A "universal" class encourages sloppy thinking about types and interfaces and leads to excess run-time checking.
Using a universal base class implies cost: Objects must be heap-allocated to be polymorphic; that implies memory and access cost. Heap objects don't naturally support copy semantics. Heap objects don't support simple scoped behavior (which complicates resource management). A universal base class encourages use of dynamic_cast and other run-time checking.
Solution 2:
Let's first think about why you'd want to have a base-class in the first place. I can think of a few different reasons:
- To support generic operations or collections that will work on objects of any type.
- To include various procedures which are common to all objects (such as memory management).
- Everything is an object (no primitives!). Some languages (like Objective-C) don't have this, which makes things pretty messy.
These are the two good reasons that languages of the Smalltalk, Ruby and Objective-C brand have base-classes (technically, Objective-C doesn't really have a base-class, but for all intents and purposes, it does).

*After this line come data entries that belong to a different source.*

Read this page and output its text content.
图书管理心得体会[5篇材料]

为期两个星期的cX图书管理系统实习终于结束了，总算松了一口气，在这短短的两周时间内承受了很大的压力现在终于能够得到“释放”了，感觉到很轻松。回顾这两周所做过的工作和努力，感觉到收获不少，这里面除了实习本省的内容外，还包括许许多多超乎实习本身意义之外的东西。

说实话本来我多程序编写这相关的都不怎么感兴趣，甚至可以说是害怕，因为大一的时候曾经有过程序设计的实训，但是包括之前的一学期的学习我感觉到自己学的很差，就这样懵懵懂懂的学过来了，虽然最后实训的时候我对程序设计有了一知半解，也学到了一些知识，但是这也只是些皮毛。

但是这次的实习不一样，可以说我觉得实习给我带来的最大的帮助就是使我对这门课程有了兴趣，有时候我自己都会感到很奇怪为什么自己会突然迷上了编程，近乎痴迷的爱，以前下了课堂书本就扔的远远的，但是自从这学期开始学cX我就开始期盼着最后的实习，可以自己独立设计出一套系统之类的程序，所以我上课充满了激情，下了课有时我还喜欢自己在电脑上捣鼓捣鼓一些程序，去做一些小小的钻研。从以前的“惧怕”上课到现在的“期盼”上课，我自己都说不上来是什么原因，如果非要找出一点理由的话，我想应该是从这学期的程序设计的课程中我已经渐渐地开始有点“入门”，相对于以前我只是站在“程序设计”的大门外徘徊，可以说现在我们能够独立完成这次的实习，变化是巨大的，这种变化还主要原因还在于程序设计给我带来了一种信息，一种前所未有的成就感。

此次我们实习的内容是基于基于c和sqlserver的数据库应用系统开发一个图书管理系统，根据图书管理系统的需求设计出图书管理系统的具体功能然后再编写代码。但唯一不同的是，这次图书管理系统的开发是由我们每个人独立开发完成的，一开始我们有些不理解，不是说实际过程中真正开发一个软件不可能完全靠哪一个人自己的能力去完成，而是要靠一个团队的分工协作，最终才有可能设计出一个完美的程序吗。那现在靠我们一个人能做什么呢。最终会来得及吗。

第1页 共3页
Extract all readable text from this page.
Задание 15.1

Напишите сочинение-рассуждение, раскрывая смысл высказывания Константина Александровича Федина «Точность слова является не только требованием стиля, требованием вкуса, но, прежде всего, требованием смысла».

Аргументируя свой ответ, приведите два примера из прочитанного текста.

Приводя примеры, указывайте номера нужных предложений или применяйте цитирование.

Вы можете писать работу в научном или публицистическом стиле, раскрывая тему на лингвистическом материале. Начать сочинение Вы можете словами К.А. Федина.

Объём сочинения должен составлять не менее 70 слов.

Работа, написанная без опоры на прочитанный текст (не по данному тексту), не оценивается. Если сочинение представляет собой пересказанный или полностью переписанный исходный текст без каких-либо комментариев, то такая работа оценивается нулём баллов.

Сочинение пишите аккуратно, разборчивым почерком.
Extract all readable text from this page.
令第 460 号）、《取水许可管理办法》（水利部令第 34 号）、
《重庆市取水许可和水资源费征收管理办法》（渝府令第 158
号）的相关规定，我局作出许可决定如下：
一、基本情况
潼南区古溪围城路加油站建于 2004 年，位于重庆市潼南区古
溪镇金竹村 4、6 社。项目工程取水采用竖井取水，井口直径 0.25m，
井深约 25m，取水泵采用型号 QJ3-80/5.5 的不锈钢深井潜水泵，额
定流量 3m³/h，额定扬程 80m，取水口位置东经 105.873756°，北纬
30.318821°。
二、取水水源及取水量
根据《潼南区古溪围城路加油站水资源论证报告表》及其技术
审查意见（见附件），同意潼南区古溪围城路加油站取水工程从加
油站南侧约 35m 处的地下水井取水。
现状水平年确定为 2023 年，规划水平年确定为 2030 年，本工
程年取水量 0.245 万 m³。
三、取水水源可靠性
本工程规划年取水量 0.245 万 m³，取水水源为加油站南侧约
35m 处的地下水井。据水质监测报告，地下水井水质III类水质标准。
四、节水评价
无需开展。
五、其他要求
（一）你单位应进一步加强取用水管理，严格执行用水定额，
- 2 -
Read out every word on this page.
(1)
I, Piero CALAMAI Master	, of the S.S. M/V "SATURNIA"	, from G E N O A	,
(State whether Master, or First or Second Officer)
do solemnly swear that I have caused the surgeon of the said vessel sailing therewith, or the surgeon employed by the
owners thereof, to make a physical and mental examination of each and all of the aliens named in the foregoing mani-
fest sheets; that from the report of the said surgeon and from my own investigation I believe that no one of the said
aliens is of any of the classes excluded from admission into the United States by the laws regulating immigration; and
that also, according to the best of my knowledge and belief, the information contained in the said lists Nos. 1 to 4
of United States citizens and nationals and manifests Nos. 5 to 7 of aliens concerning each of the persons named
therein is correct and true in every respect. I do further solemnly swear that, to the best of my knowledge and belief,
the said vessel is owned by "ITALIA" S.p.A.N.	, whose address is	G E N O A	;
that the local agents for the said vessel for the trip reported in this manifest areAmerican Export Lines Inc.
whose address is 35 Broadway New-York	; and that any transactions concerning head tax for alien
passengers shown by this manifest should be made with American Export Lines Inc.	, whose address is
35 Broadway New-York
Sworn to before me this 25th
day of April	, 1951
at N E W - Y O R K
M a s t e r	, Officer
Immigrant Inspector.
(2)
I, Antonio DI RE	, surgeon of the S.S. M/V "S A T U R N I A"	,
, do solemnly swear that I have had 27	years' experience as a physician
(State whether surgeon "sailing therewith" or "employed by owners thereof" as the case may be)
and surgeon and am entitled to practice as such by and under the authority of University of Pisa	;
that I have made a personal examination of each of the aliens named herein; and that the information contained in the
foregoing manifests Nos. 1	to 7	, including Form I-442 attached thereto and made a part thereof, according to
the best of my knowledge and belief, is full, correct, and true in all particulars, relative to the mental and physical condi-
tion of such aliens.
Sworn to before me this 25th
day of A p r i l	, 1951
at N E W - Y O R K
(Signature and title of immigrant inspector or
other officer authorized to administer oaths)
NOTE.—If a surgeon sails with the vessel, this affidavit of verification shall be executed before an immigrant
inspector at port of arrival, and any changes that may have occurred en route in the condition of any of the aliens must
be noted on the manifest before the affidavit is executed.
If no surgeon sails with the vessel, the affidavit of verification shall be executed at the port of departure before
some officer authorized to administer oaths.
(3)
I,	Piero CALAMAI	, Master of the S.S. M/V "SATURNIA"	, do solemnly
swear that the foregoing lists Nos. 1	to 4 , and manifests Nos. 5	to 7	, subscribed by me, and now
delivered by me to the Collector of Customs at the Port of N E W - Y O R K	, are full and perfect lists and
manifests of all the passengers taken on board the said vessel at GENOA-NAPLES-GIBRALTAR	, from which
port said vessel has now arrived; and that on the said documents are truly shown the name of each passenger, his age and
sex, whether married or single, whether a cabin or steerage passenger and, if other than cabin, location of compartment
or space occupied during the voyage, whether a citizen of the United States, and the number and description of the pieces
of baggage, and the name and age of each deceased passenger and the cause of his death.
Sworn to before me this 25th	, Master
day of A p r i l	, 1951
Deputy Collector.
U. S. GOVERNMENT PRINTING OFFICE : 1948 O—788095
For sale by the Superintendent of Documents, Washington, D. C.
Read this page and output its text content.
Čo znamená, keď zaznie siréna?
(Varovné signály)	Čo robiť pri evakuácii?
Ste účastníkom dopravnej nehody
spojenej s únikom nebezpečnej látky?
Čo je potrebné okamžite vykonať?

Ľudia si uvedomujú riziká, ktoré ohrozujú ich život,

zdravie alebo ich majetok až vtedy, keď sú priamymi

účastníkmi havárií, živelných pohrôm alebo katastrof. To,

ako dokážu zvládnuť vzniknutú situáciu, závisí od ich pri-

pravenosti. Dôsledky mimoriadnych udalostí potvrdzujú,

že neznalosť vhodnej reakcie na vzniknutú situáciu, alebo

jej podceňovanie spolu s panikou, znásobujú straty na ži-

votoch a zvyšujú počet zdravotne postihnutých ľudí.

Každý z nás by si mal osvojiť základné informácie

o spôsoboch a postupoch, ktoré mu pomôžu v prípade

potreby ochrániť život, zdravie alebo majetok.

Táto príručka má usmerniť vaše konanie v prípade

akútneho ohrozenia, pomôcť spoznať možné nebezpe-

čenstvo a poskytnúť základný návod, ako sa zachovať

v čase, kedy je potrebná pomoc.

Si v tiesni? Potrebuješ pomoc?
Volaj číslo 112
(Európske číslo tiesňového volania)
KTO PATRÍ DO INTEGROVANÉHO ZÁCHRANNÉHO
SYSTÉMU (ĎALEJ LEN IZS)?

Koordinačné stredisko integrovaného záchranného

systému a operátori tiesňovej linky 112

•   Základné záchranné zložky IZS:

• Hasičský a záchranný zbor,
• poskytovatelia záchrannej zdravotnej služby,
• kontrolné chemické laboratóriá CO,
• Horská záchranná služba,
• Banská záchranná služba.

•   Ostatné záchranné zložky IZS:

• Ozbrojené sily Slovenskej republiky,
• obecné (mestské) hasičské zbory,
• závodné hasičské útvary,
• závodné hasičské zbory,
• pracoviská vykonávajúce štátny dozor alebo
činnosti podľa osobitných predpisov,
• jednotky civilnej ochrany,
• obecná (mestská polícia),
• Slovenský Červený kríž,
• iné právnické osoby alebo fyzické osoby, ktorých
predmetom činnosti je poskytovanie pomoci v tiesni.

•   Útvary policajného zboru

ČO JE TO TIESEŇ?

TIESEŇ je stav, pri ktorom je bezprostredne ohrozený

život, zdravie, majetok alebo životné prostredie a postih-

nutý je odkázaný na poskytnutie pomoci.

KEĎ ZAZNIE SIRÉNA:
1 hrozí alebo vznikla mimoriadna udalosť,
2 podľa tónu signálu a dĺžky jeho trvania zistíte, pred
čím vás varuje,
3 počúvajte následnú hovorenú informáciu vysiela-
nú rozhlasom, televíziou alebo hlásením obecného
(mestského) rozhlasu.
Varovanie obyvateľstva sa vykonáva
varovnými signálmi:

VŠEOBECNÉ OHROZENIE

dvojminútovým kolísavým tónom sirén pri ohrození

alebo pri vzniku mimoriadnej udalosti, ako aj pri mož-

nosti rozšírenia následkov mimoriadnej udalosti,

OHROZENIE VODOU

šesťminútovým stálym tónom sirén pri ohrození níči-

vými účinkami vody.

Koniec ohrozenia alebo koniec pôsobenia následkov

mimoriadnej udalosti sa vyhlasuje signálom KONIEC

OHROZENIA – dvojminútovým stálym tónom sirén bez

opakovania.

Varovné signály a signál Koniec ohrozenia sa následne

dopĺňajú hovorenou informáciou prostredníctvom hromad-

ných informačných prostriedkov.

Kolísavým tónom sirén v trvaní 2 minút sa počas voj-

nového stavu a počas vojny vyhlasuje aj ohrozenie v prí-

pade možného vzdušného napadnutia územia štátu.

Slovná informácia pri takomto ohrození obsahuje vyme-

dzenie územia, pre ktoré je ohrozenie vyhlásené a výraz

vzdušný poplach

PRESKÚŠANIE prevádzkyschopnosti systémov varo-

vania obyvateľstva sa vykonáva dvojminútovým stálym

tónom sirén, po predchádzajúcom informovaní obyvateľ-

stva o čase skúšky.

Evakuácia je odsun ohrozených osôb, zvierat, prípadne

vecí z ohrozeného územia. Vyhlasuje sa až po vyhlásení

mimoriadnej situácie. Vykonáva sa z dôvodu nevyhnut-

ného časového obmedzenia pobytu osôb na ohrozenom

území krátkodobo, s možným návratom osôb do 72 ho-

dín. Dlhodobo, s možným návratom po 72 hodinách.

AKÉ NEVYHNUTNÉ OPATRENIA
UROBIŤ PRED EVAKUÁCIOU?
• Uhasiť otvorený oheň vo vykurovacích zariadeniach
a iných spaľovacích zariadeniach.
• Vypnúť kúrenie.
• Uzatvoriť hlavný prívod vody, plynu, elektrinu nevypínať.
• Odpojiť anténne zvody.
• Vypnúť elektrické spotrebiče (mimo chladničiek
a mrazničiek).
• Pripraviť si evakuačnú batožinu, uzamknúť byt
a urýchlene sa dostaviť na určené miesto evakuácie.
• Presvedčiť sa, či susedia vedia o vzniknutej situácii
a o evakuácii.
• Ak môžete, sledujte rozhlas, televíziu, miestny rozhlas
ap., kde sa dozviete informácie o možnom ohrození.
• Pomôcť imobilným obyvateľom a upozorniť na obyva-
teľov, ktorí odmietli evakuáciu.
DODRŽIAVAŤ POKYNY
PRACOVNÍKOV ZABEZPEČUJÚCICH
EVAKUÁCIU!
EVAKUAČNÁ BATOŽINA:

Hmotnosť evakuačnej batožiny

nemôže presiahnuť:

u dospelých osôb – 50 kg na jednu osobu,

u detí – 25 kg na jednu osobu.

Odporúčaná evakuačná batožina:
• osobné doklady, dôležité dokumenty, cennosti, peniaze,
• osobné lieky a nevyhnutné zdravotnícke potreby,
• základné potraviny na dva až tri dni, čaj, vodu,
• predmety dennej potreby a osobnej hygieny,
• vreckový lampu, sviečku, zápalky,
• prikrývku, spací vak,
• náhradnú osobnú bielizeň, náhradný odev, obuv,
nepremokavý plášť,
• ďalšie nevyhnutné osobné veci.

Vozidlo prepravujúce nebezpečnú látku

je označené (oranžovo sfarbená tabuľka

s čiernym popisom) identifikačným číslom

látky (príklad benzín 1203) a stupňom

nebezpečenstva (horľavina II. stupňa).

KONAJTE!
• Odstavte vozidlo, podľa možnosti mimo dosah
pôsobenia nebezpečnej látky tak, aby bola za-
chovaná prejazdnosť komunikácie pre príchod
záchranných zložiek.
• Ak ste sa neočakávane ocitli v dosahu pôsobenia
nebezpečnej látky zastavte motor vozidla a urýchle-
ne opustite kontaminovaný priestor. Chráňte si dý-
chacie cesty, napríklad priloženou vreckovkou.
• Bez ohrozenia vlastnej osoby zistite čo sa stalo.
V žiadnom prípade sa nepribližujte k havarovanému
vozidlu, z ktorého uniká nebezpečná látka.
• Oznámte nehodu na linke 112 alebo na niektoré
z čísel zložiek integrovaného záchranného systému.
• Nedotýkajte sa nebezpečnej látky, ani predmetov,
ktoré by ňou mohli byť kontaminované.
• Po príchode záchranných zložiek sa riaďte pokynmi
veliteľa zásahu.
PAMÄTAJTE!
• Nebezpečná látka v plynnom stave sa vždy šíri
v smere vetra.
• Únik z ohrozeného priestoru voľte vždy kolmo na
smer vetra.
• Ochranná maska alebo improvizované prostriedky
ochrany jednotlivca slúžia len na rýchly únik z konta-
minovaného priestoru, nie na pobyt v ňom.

For #1, the need for a base-class that unifies all objects under a single interface is obviated by the inclusion of templates in C++. For instance:
void somethingGeneric(Base);
Derived object;
somethingGeneric(object);
is unnecessary, when you can maintain type integrity all the way through by means of parametric polymorphism!
template <class T>
void somethingGeneric(T);
Derived object;
somethingGeneric(object);
For #2, whereas in Objective-C, memory management procedures are part of a class's implementation, and are inherited from the base class, memory management in C++ is performed using composition rather than inheritance. For instance, you can define a smart pointer wrapper which will perform reference counting on objects of any type:
template <class T>
struct refcounted
{
refcounted(T* object) : _object(object), _count(0) {}
T* operator->() { return _object; }
operator T*() { return _object; }
void retain() { ++_count; }
void release()
{
if (--_count == 0) { delete _object; }
}
private:
T* _object;
int _count;
};
Then, instead of calling methods on the object itself, you'd be calling methods in its wrapper. This not only allows more generic programming: it also lets you separate concerns (since ideally, your object should be more concerned about what it should do, than how its memory should be managed in different situations).
Lastly, in a language that has both primitives and actual objects like C++, the benefits of having a base-class (a consistent interface for every value) are lost, since then you have certain values which cannot conform to that interface. In order to use primitives in that sort of a situation, you need to lift them into objects (if your compiler won't do it automatically). This creates a lot of complication.
So, the short answer to your question: C++ doesn't have a base-class because, having parametric polymorphism through templates, it doesn't need to.
Solution 3:
The dominant paradigm for C++ variables is pass-by-value, not pass-by-ref. Forcing everything to be derived from a root Object would make passing them by value an error ipse facto.
(Because accepting an Object by value as parameter, would by definition slice it and remove its soul).
This is unwelcome. C++ makes you think about whether you wanted value or reference semantics, giving you the choice. This is a big thing in performance computing.